In news from the “no surprise” department last week, third quarter earnings for three major U.S. oil companies – ExxonMobil, Chevron and Texaco – handily surpassed analysts’ expectations on the wave of surging oil and gas prices. ExxonMobil beat predictions by six cents, Texaco beat the estimates by 12 cents and Chevron also soared, rolling over an expected earnings forecast by 54 cents.

Excluding the effects of its merger, ExxonMobil earned a record $4.29 billion in the third quarter, or $1.22 a share – up 96% from $2.19 billion, or 62 cents per share in the third quarter of 1999. Texaco’s income before special items rose 80% to $815 million, or $1.49 a share, compared with income of $453 million, or 83 cents a share in the same period last year. And Chevron more than doubled its earnings in the third quarter, rising to $1.65 billion, or $2.53 a diluted share excluding special items. For the third quarter 1999, Chevron had earned $702 million, or $1.07 per diluted share.

While the third quarter earnings skyrocketed, analysts expect even higher earnings in the fourth quarter. Benefiting from continuing high oil and natural gas prices, Fahnestock & Co. analyst Fadel Gheit said that the next quarter now looks to be even “stronger than the third” for the energy industry.

Analysts are questioning, though, how the companies will add to shareholder value since the earnings reports failed to move stocks up. In fact, shares for all three were slightly down at closing yesterday on the New York Stock Exchange.

San Francisco-based Chevron, which unveiled a $35 billion takeover bid for rival Texaco earlier this month (see NGI, Oct. 23), reported revenues rose to $13.6 billion, up from $10.2 billion in 1999. Its U.S. exploration and production business is up to $572 million, up from $264 million in 1999. International E&P also rose, earning $713 million compared with $322 million a year ago.

“Our oil and gas production results continue to reflect the financial benefit of not only higher commodity prices but also increased production – the direct result of our continued strategies to focus on growing the upstream side of the business,” said Chevron CEO Dave O’Reilly.

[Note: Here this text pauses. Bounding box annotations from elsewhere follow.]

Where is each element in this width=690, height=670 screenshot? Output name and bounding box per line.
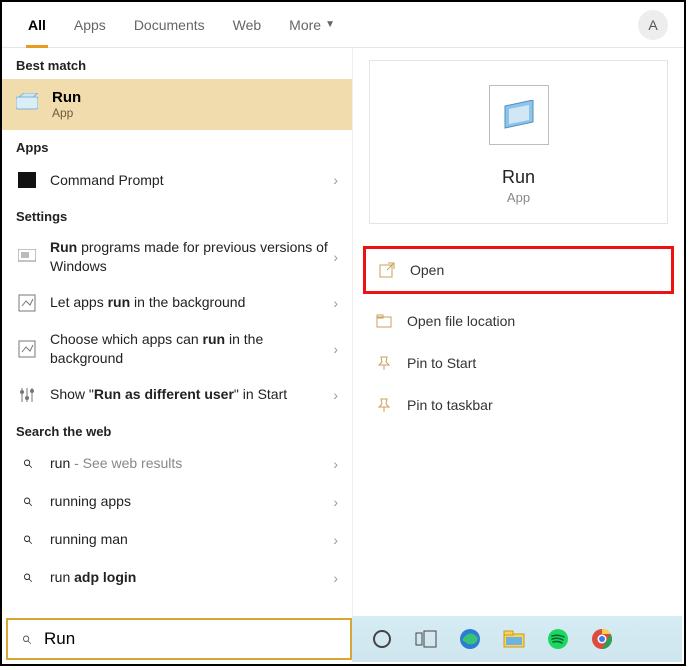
file-explorer-icon[interactable] <box>502 627 526 651</box>
action-label: Pin to Start <box>407 355 476 371</box>
action-open[interactable]: Open <box>363 246 674 294</box>
chevron-right-icon: › <box>333 494 338 510</box>
cmd-icon <box>16 169 38 191</box>
tab-label: Web <box>233 17 262 33</box>
setting-run-as-different-user[interactable]: Show "Run as different user" in Start › <box>2 376 352 414</box>
spotify-icon[interactable] <box>546 627 570 651</box>
action-pin-start[interactable]: Pin to Start <box>363 342 674 384</box>
run-app-icon <box>16 93 40 117</box>
tab-more[interactable]: More ▼ <box>275 2 349 47</box>
action-pin-taskbar[interactable]: Pin to taskbar <box>363 384 674 426</box>
action-label: Open <box>410 262 444 278</box>
setting-bg-apps[interactable]: Let apps run in the background › <box>2 284 352 322</box>
setting-text: Let apps run in the background <box>50 293 333 312</box>
web-text: run adp login <box>50 568 333 587</box>
setting-text: Choose which apps can run in the backgro… <box>50 330 333 368</box>
best-match-row[interactable]: Run App <box>2 79 352 130</box>
tab-label: All <box>28 17 46 33</box>
tab-label: Documents <box>134 17 205 33</box>
results-panel: Best match Run App Apps Command Prompt ›… <box>2 48 352 618</box>
search-box[interactable] <box>6 618 352 660</box>
section-web: Search the web <box>2 414 352 445</box>
pin-icon <box>373 394 395 416</box>
app-icon <box>16 338 38 360</box>
search-icon <box>16 491 38 513</box>
chrome-icon[interactable] <box>590 627 614 651</box>
tabs-bar: All Apps Documents Web More ▼ A <box>2 2 684 48</box>
tab-label: Apps <box>74 17 106 33</box>
app-name: Command Prompt <box>50 171 333 190</box>
setting-compat[interactable]: Run programs made for previous versions … <box>2 230 352 284</box>
chevron-down-icon: ▼ <box>325 19 335 30</box>
web-result[interactable]: running man › <box>2 521 352 559</box>
cortana-icon[interactable] <box>370 627 394 651</box>
compat-icon <box>16 246 38 268</box>
taskbar <box>352 616 682 662</box>
setting-text: Run programs made for previous versions … <box>50 238 333 276</box>
chevron-right-icon: › <box>333 295 338 311</box>
section-best-match: Best match <box>2 48 352 79</box>
chevron-right-icon: › <box>333 387 338 403</box>
action-label: Pin to taskbar <box>407 397 493 413</box>
search-icon <box>16 529 38 551</box>
details-actions: Open Open file location Pin to Start Pin… <box>353 246 684 426</box>
edge-icon[interactable] <box>458 627 482 651</box>
search-icon <box>16 567 38 589</box>
search-input[interactable] <box>44 629 350 649</box>
setting-choose-bg-apps[interactable]: Choose which apps can run in the backgro… <box>2 322 352 376</box>
details-sub: App <box>370 190 667 205</box>
open-icon <box>376 259 398 281</box>
chevron-right-icon: › <box>333 532 338 548</box>
tab-label: More <box>289 17 321 33</box>
web-result[interactable]: run - See web results › <box>2 445 352 483</box>
pin-icon <box>373 352 395 374</box>
tab-apps[interactable]: Apps <box>60 2 120 47</box>
task-view-icon[interactable] <box>414 627 438 651</box>
search-icon <box>8 629 44 650</box>
web-result[interactable]: running apps › <box>2 483 352 521</box>
tab-web[interactable]: Web <box>219 2 276 47</box>
web-text: running man <box>50 530 333 549</box>
chevron-right-icon: › <box>333 570 338 586</box>
best-match-title: Run <box>52 89 81 106</box>
chevron-right-icon: › <box>333 172 338 188</box>
tab-all[interactable]: All <box>14 2 60 47</box>
details-panel: Run App Open Open file location Pin to S… <box>352 48 684 618</box>
web-text: running apps <box>50 492 333 511</box>
bottom-bar <box>4 616 682 662</box>
chevron-right-icon: › <box>333 249 338 265</box>
web-text: run - See web results <box>50 454 333 473</box>
search-icon <box>16 453 38 475</box>
tab-documents[interactable]: Documents <box>120 2 219 47</box>
app-icon <box>16 292 38 314</box>
section-apps: Apps <box>2 130 352 161</box>
app-command-prompt[interactable]: Command Prompt › <box>2 161 352 199</box>
user-avatar[interactable]: A <box>638 10 668 40</box>
chevron-right-icon: › <box>333 341 338 357</box>
run-large-icon <box>489 85 549 145</box>
best-match-sub: App <box>52 106 81 120</box>
details-title: Run <box>370 167 667 188</box>
web-result[interactable]: run adp login › <box>2 559 352 597</box>
action-label: Open file location <box>407 313 515 329</box>
section-settings: Settings <box>2 199 352 230</box>
chevron-right-icon: › <box>333 456 338 472</box>
setting-text: Show "Run as different user" in Start <box>50 385 333 404</box>
details-card: Run App <box>369 60 668 224</box>
folder-icon <box>373 310 395 332</box>
action-open-file-location[interactable]: Open file location <box>363 300 674 342</box>
avatar-initial: A <box>648 17 657 33</box>
sliders-icon <box>16 384 38 406</box>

Texaco, headquartered in White Plains, NY, said its third quarter revenues for the quarter rose 38% to $13.4 billion. In third quarter 1999, Texaco posted income of $453 million, or 83 cents a share. Texaco’s U.S. E&P income rose to $487 million from $258 million in 1999, and its international E&P income was up to $299 million from $129 a year ago.

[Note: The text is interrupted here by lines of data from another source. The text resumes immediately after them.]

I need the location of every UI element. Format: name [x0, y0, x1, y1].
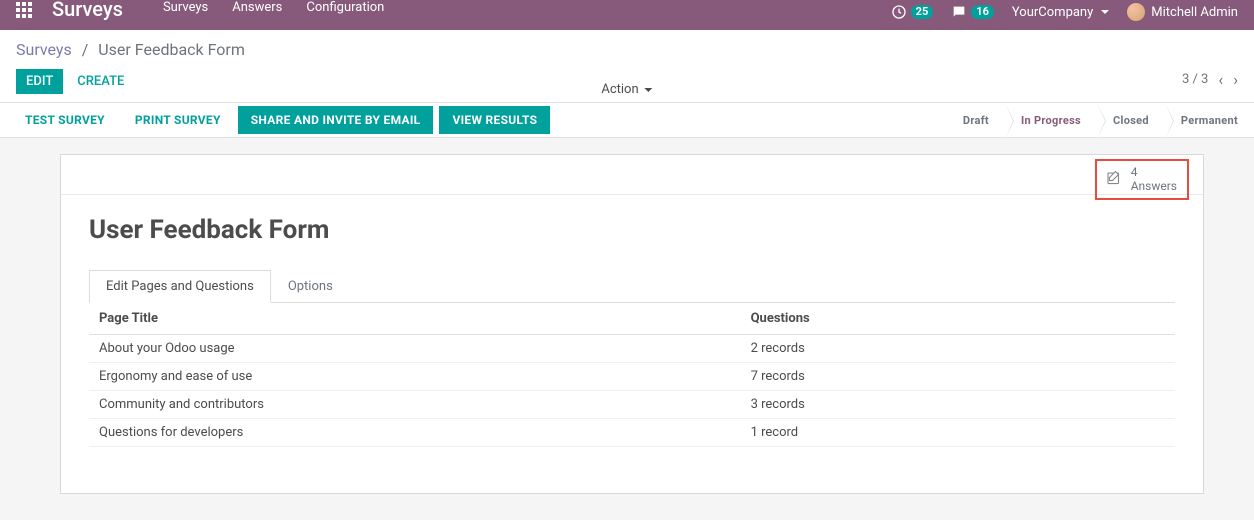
form-sheet: 4 Answers User Feedback Form Edit Pages …: [60, 154, 1204, 494]
messages-badge[interactable]: 16: [951, 4, 994, 20]
table-row[interactable]: Ergonomy and ease of use 7 records: [89, 363, 1175, 391]
nav-right: 25 16 YourCompany Mitchell Admin: [891, 3, 1238, 21]
message-count: 16: [971, 5, 994, 19]
pager-next[interactable]: ›: [1233, 70, 1238, 89]
cell-questions: 2 records: [741, 335, 1175, 363]
pager-prev[interactable]: ‹: [1218, 70, 1223, 89]
nav-configuration[interactable]: Configuration: [306, 0, 384, 15]
bar-row: Test Survey Print Survey Share and Invit…: [0, 102, 1254, 138]
nav-answers[interactable]: Answers: [232, 0, 282, 15]
table-row[interactable]: Questions for developers 1 record: [89, 419, 1175, 447]
activity-count: 25: [911, 5, 934, 19]
action-dropdown[interactable]: Action: [601, 82, 652, 97]
chevron-down-icon: [1101, 10, 1109, 14]
breadcrumb-sep: /: [82, 40, 89, 59]
answers-button[interactable]: 4 Answers: [1095, 159, 1189, 200]
edit-button[interactable]: Edit: [16, 69, 63, 94]
apps-icon[interactable]: [16, 2, 32, 18]
cell-questions: 1 record: [741, 419, 1175, 447]
status-permanent[interactable]: Permanent: [1165, 103, 1254, 137]
company-name: YourCompany: [1012, 5, 1093, 20]
cell-page-title: Ergonomy and ease of use: [89, 363, 741, 391]
table-row[interactable]: Community and contributors 3 records: [89, 391, 1175, 419]
answers-label: Answers: [1131, 179, 1177, 193]
clock-icon: [891, 4, 907, 20]
view-results-button[interactable]: View Results: [439, 106, 550, 134]
cell-page-title: About your Odoo usage: [89, 335, 741, 363]
page-title: User Feedback Form: [89, 215, 1175, 245]
col-page-title: Page Title: [89, 303, 741, 335]
edit-icon: [1105, 170, 1123, 188]
top-nav: Surveys Surveys Answers Configuration 25…: [0, 0, 1254, 30]
action-label: Action: [601, 82, 638, 97]
test-survey-button[interactable]: Test Survey: [12, 106, 118, 134]
chat-icon: [951, 4, 967, 20]
status-draft[interactable]: Draft: [947, 103, 1005, 137]
user-menu[interactable]: Mitchell Admin: [1127, 3, 1238, 21]
print-survey-button[interactable]: Print Survey: [122, 106, 234, 134]
action-buttons: Test Survey Print Survey Share and Invit…: [0, 103, 550, 137]
cell-questions: 3 records: [741, 391, 1175, 419]
create-button[interactable]: Create: [67, 69, 134, 94]
pager: 3 / 3 ‹ ›: [1182, 70, 1238, 89]
breadcrumb-root[interactable]: Surveys: [16, 40, 72, 59]
breadcrumb-current: User Feedback Form: [98, 40, 245, 59]
nav-links: Surveys Answers Configuration: [163, 0, 384, 15]
status-in-progress[interactable]: In Progress: [1005, 103, 1097, 137]
breadcrumb: Surveys / User Feedback Form: [16, 40, 245, 59]
chevron-down-icon: [645, 88, 653, 92]
tab-edit-pages[interactable]: Edit Pages and Questions: [89, 270, 271, 303]
answers-count: 4: [1131, 165, 1177, 179]
status-closed[interactable]: Closed: [1097, 103, 1165, 137]
share-invite-button[interactable]: Share and Invite by Email: [238, 106, 434, 134]
nav-surveys[interactable]: Surveys: [163, 0, 208, 15]
activity-badge[interactable]: 25: [891, 4, 934, 20]
pages-table: Page Title Questions About your Odoo usa…: [89, 303, 1175, 447]
cell-page-title: Questions for developers: [89, 419, 741, 447]
user-name: Mitchell Admin: [1151, 5, 1238, 20]
tab-options[interactable]: Options: [271, 270, 350, 303]
pager-text: 3 / 3: [1182, 72, 1208, 87]
col-questions: Questions: [741, 303, 1175, 335]
cell-page-title: Community and contributors: [89, 391, 741, 419]
avatar: [1127, 3, 1145, 21]
tabs: Edit Pages and Questions Options: [89, 269, 1175, 303]
company-dropdown[interactable]: YourCompany: [1012, 5, 1109, 20]
table-row[interactable]: About your Odoo usage 2 records: [89, 335, 1175, 363]
status-bar: Draft In Progress Closed Permanent: [947, 103, 1254, 137]
cell-questions: 7 records: [741, 363, 1175, 391]
app-title: Surveys: [52, 0, 123, 21]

While higher commodity prices and E&P helped Texaco’s overall earnings, the company’s refining and marketing units did not do as well in the third quarter. Low profit margins on fuels sent its income on its U.S. refining and marketing business down to $82 million, compared with $118 million a year ago. International income also dropped.

If Chevron and Texaco’s merger passes regulatory muster, Texaco CEO Peter Bijur said the two companies “will create a U.S.-based global enterprise that is highly competitive across all energy sectors.”

The new ChevronTexaco Corp. would become the fourth largest oil company in the world; the two companies had $66.5 billion in joint revenue in 1999. Both already are major players in the Gulf of Mexico, and their combined strength would create the region’s third largest producer behind BP and ExxonMobil. Worldwide, the new company would have 11.2 billion barrels of oil equivalent reserves (boe) and daily production of 2.7 million boe. One negative, say analysts, is that Texaco may be required to sell some of its West Coast downstream assets before the deal is approved.

ExxonMobil’s third quarter report was “obviously pleasing to us,” said Chairman Lee R. Raymond in a conference call. The company’s revenue jumped to $58.85 billion compared with $48.98 billion a year ago.

Understating the obvious, Raymond said that the company’s third quarter earnings “improved substantially from the same period a year ago and were a third consecutive quarterly record.” Raymond said the upstream and downstream businesses both “significantly exceeded the same period” in 1999. As in the second quarter of this year, Raymond attributed the company’s profits to improvement outside of the United States, and from higher commodity prices.

“These prices, which are the raw material costs for our downstream and chemical businesses, increased at a faster pace than prices in the highly competitive end-user and consumer markets,” Raymond said.

Upstream profits were up for the fourth consecutive quarter, standing at $3.1 billion. Downstream profit also was up, although not as much because of product prices that were unable to keep up with rising crude costs, he said.

“While downstream earnings improved versus the depressed levels of last year, they were lower than downstream results achieved in the third quarters of 1997 and 1998,” said Raymond.